Sunday, March 3, 2013

A Simple Plan

I am one of the teacher advisers for the school's student council. Our student council has students in grades 5-6 up through high school. A few years ago we experimented with having students in the grade 3-4 class join, but that lasted one year.


FreeHand ROSES by aungkarns
Every year we sell roses to the entire school community. The ordering process starts with a [paper] letter sent home with a [paper] order form. The students and staff then bring back the order forms and they go into either of the teacher advisers' boxes. Then the orders need to be tallied, sorted, and the money collected needs to be checked.
This year the letter to be sent home was sent out late. We were not going to make the flower shop's ordering deadline so we needed to estimate what people might order by looking at last year's order.
I picked the flowers up from the flower shop the evening before we were to pass them out.
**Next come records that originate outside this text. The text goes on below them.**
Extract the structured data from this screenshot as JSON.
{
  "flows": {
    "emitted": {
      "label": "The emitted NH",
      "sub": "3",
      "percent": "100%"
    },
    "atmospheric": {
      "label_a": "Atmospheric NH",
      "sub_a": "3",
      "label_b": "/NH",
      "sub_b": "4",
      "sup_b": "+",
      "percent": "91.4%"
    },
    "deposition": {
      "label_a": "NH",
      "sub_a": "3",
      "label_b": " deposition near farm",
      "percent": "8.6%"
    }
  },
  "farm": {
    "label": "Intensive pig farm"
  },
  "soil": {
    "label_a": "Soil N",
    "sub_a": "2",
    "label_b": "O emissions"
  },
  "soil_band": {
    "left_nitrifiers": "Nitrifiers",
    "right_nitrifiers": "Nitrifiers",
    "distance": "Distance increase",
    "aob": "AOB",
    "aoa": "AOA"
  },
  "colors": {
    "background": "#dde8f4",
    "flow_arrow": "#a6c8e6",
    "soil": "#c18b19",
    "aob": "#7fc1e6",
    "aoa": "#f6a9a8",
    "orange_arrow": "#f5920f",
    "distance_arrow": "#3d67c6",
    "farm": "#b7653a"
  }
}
We counted them the following day and it turned out that the number of flowers we ordered was short despite having a surplus for the last few years. We were to we needed to get to the flower shop in the middle of the school day to pick up more flowers.
When I got back I was very relieved and felt that it was all over. Then I started to hear about orders not being filled and filled incorrectly. I ended up adjusting orders by taking flowers from teachers to replace the colors that were missing. We were still short on flowers, but many teachers were not concerned with getting their full orders.
There are many things I could have done differently to ensure success: getting the letter out on time, helping the high school students get organized before counting, and making sure the orders were double-checked before being sent out to name a few.
I was still surprised the high school students were not able to do the counting and sorting on their own. So maybe what I could have done differently starts in my classroom. Maybe I should be exposing my students to more situational, multistage problems like this where they have to use skills like tallying, sorting, adding, checking, and estimating. 
The solution starts much earlier - all the way back to first grade.